Tutaleni I. Asino
Blog Post

Botswana Research notes

17/03/2014 Uncategorized

This morning I administered a survey to a class of about 100 students. While waiting for the students to finish, the professor and I had a discussion about technology in education, focusing specifically on the use of mobile devices. His comments on classroom management and the metaphor of a fast car stuck with me.

On classroom management
As we walked up and down the lecture hall, the professor pointed out students that have earphones in their ears and said ‘look, when I walk by them I can actually hear the music’.

As I work with teachers and visit schools/university classrooms, I am convinced that teachers are not afraid of technology or mobile devices specifically in the classroom. They are concerned with how to manage a class with the potential distractions that the technology brings. We have to do a better job of balancing the fear of technology and legitimate concerns that a teacher has about disruption – especially in a class of over 100 students.
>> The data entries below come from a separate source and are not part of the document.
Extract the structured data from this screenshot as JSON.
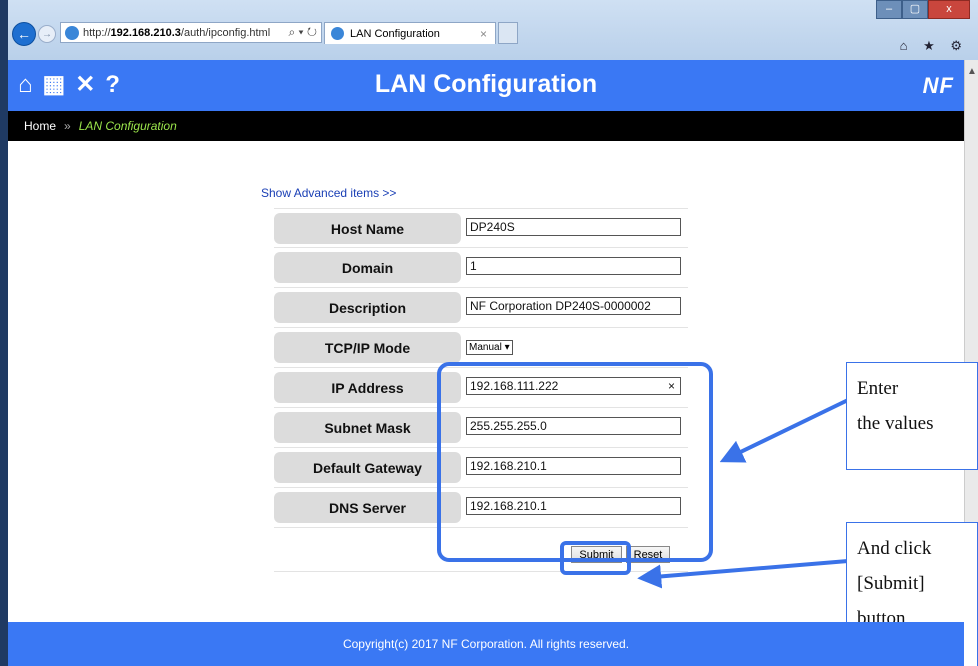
{
  "browser": {
    "url_prefix": "http://",
    "url_host": "192.168.210.3",
    "url_path": "/auth/ipconfig.html",
    "url_controls": "⌕ ▾ ↻",
    "tab_title": "LAN Configuration",
    "tab_close": "×",
    "window_buttons": [
      "–",
      "▢",
      "x"
    ],
    "toolbar_icons": "⌂ ★ ⚙"
  },
  "header": {
    "title": "LAN Configuration",
    "icons": [
      "home-icon",
      "grid-icon",
      "tools-icon",
      "help-icon"
    ],
    "icon_glyphs": [
      "⌂",
      "▦",
      "✕",
      "?"
    ],
    "logo_text": "NF",
    "accent_color": "#3a78f4"
  },
  "breadcrumb": {
    "home": "Home",
    "separator": "»",
    "current": "LAN Configuration"
  },
  "form": {
    "advanced_link": "Show Advanced items >>",
    "fields": [
      {
        "label": "Host Name",
        "value": "DP240S"
      },
      {
        "label": "Domain",
        "value": "1"
      },
      {
        "label": "Description",
        "value": "NF Corporation DP240S-0000002"
      },
      {
        "label": "TCP/IP Mode",
        "value": "Manual"
      },
      {
        "label": "IP Address",
        "value": "192.168.111.222"
      },
      {
        "label": "Subnet Mask",
        "value": "255.255.255.0"
      },
      {
        "label": "Default Gateway",
        "value": "192.168.210.1"
      },
      {
        "label": "DNS Server",
        "value": "192.168.210.1"
      }
    ],
    "tcpip_dropdown_glyph": "▾",
    "clear_glyph": "×",
    "submit_label": "Submit",
    "reset_label": "Reset"
  },
  "annotations": {
    "callout_enter_line1": "Enter",
    "callout_enter_line2": "the values",
    "callout_click_line1": "And click",
    "callout_click_line2": "[Submit]",
    "callout_click_line3": "button"
  },
  "footer": {
    "copyright": "Copyright(c) 2017 NF Corporation. All rights reserved."
  }
}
If those of us in edTech want emerging technologies to be adopted and have impact we are going to have to address issues of pedagogy but also provide ways for teachers to address disruptive occurrence other than simply saying….‘well, you just have to manage the class better’ or relying on the old cliché of ‘a good teacher is a good teacher regardless of the technology’. We must ensure that the research done in this area makes its way to practice.
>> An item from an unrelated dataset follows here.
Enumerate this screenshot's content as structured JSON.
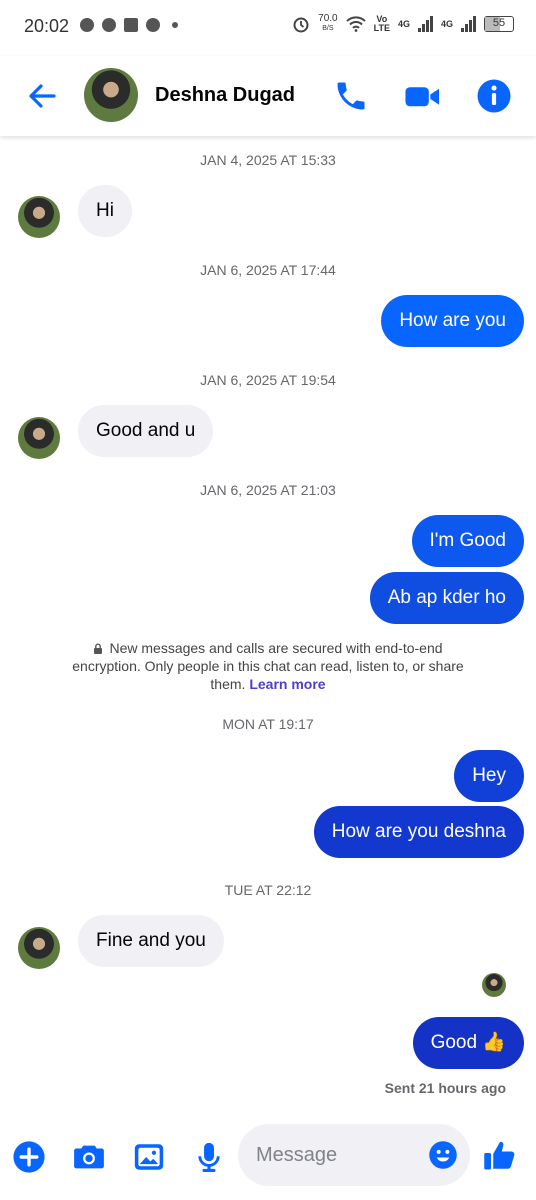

“We’ve built a car with no brakes”
This for me was a nice metaphor for mobile devices in education because it is an admission of the learning benefits & potentials, but also a caution of the consideration that we need to have. In this quote, the lecturer was explaining how he believes that technology is great in school and that mobile devices offer many possibilities that can benefit learners, but in the current form it is like a “fast car” with out breaks. Students come with the devices but neither they nor the teacher necessarily know of how to incorporate the devices into classroom activities.